И зашёл туда, что-то негромко насвистывая. Что-то совершенно незнакомое, но весьма, весьма бодрое.

Ну и влипли же!..

Однако кто ж тут может шариться, в этой потерне?

Фонарик Бобровского давно погас, а тот, что у Фёдора, так и светил себе, и слабый луч прыгал по каким-то ящикам, похожим на снарядные, тёмно-зелёного защитного цвета. Ящики были все разные, большие и поменьше, вытянутые и почти квадратные… отчего-то в тот миг Феде это показалось невероятно важным.

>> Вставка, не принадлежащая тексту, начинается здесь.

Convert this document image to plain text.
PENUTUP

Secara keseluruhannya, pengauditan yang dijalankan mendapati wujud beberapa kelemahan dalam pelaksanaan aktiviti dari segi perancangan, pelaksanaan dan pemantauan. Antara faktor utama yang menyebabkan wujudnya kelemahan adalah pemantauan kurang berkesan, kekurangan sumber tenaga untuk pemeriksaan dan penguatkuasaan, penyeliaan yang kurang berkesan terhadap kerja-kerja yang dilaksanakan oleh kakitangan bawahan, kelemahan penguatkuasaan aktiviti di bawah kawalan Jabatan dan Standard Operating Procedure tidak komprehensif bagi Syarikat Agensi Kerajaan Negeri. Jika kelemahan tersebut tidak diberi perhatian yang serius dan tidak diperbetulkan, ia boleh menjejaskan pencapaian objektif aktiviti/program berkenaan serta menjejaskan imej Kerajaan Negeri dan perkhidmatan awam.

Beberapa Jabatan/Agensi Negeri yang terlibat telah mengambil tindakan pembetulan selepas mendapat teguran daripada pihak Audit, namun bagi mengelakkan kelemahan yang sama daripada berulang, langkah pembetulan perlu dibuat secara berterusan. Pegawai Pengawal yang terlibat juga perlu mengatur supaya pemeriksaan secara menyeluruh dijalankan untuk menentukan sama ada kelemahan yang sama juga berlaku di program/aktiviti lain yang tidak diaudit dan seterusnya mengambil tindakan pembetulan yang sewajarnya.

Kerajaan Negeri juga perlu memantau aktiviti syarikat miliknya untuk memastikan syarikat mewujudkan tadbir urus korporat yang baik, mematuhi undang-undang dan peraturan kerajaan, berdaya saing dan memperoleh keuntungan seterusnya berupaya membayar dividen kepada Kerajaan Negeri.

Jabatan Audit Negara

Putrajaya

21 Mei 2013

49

Лев, оскалившись, дёрнул его за рукав.

– Слон!.. Выключай!

Их поглотила чернильная тьма, и мальчишки, сами по себе, вдруг взялись за руки, крепко-крепко, словно родные братья.

А тот, кто гремел ключами, меж тем возился там, в комнате напротив. Чем-то постукивал, что-то потрескивало, поскрипывало, и воображение вдруг нарисовало Феде жуткую картину – белый анатомический стол, и на нём человеческое тело, и тёмная фигура тянется к нему паучьими руками-лапами, а в них зажаты ножи, и начинает резать, и тянуть жилы, и вытягивать кости, и что-то делает с ними, так что начинает появляться какое-то иное, жуткое существо, такое страшное, что можно задохнуться от ужаса, едва кинув на него взгляд…

Рядом Лев безо всякого стеснения стучал зубами. И часто-часто, мелко, словно старушки-богомолки у собора Апостола Павла, крестился. И шептал: «Господи, помилуй!»

Длилось всё это довольно долго, а может, так только показалось Феде. Но потом перестукивания и пощёлкивания стихли, и вновь донеслось бодрое посвистывание. Раздались шаги, кто-то уходил прочь от дверей обратно, туда, откуда пришёл, унося с собой свет.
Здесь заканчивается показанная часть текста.